The first portion towards Bozeman the sky exploded in salmon tangerine colored shades that promptly faded to black. I was occasionally greeted by West bound semi truck headlights and occasional radio static. I listened to Phil from Missouri call in about crop circles and say the word probe. Stacy from Texas got nicknamed “betrayed betrothed” because she found a cocktail napkin with a red lipstick stamp in her fiance’s wallet and he told her he had no idea how it ended up there. I wondered if she woke up to carnations and a letter too. I wondered if she had to get out of town again and again and again all the way to Montana from California.

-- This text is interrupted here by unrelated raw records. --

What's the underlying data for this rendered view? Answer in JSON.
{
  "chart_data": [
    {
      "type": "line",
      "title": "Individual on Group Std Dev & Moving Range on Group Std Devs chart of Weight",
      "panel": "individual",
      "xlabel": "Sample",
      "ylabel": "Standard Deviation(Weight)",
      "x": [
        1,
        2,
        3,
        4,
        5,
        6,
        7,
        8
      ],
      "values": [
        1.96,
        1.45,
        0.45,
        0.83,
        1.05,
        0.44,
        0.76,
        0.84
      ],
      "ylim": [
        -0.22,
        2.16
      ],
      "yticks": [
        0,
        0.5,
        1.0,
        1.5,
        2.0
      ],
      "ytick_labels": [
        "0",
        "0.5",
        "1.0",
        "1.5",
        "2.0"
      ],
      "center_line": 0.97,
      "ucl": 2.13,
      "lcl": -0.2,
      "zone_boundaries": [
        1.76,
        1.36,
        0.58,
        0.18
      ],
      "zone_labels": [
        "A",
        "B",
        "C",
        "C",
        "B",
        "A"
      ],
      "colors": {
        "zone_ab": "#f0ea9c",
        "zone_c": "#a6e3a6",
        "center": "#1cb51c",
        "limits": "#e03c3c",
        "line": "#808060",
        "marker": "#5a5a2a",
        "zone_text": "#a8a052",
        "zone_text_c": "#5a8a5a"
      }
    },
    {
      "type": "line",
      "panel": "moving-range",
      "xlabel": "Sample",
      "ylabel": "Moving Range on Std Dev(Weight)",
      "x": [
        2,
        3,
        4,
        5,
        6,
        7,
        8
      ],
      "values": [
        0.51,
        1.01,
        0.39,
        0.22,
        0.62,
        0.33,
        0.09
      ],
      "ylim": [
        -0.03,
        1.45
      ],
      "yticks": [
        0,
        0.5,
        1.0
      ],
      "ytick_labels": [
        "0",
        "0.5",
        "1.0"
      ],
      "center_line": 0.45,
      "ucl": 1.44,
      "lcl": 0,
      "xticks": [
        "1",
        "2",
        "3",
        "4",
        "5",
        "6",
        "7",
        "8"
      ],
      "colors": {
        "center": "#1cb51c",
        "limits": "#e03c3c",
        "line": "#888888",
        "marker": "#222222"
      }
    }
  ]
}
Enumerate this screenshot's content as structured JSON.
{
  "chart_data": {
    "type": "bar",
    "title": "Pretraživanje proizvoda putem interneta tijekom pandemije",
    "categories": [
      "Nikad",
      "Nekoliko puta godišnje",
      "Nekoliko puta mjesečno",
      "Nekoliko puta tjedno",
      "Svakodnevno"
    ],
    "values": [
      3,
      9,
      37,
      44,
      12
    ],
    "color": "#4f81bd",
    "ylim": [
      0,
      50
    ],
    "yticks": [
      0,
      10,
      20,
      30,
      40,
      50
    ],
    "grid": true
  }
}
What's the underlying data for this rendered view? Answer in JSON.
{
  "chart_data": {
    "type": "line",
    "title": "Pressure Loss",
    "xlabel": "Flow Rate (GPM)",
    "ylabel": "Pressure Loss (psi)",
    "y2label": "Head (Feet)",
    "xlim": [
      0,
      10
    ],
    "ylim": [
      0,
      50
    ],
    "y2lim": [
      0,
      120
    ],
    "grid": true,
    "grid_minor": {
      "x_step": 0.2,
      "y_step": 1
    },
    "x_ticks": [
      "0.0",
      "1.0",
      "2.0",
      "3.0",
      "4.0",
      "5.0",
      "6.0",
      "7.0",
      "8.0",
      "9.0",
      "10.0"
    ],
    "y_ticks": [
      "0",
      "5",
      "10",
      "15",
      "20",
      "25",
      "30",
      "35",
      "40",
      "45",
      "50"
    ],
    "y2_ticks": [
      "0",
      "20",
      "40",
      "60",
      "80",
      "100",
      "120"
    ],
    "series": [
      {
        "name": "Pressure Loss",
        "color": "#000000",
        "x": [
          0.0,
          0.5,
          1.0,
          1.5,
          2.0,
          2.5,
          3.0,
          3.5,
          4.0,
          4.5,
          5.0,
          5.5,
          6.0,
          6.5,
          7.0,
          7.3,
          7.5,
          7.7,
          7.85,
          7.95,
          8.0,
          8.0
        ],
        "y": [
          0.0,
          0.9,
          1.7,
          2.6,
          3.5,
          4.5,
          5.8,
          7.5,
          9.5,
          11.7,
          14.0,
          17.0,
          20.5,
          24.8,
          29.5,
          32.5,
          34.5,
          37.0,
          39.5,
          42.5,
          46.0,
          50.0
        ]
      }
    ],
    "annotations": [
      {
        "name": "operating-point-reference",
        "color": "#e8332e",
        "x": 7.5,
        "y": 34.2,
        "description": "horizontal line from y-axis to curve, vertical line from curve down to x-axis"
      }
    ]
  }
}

When the radio was only broadcasting the sounds of a static television I started to remember what was following me into these unknown places. It was about how I tilted my head when certain people said my name or how certain people’s palms felt when pressed against my own or how someone who is supposed to always be there because they always have been is no longer there anymore. These images started to develop in the liminal two lane highway moments that are only illuminated by the econoline’s headlights. .
***
The entrance to Bozeman started with a suggestion of blue sky. I drove down main street seeing a few staggering drunk cowboys. I parked the econoline and reclined my seat.
***
Bozeman was the first place I felt funny being alone. For walking around alone. For driving a god awful amount of hours alone. For being alone because as much as I wanted to be alone, I felt lonely, the feeling I have been doing my best to beat to the punchline.
18 hours went by and featured a conversation at a bar with a polished wood counter and perfect jukebox. The bartender asked me,
“What brings you in?”
It was not what can I get you.
“Oh, just passing through.”
“On the way to Yellowstone?”
“Maybe.”
“What about something to drink?”
I drank beer because I never really do, and Bozeman sounds like whiskey or beer and I really do not do whiskey. I drank more than I should and kept locking eyes with myself in the mirror behind the skyline of liquor bottles. Here I was in a bar just like any other bar except I was in Montana instead of California or Oregon or the driver’s seat of the econoline. It seems to be a matter of neither here nor there and time keeps passing because the sun rises and falls and clocks have hands that move according to 60 second increments. After 18 hours it was time to go because I could.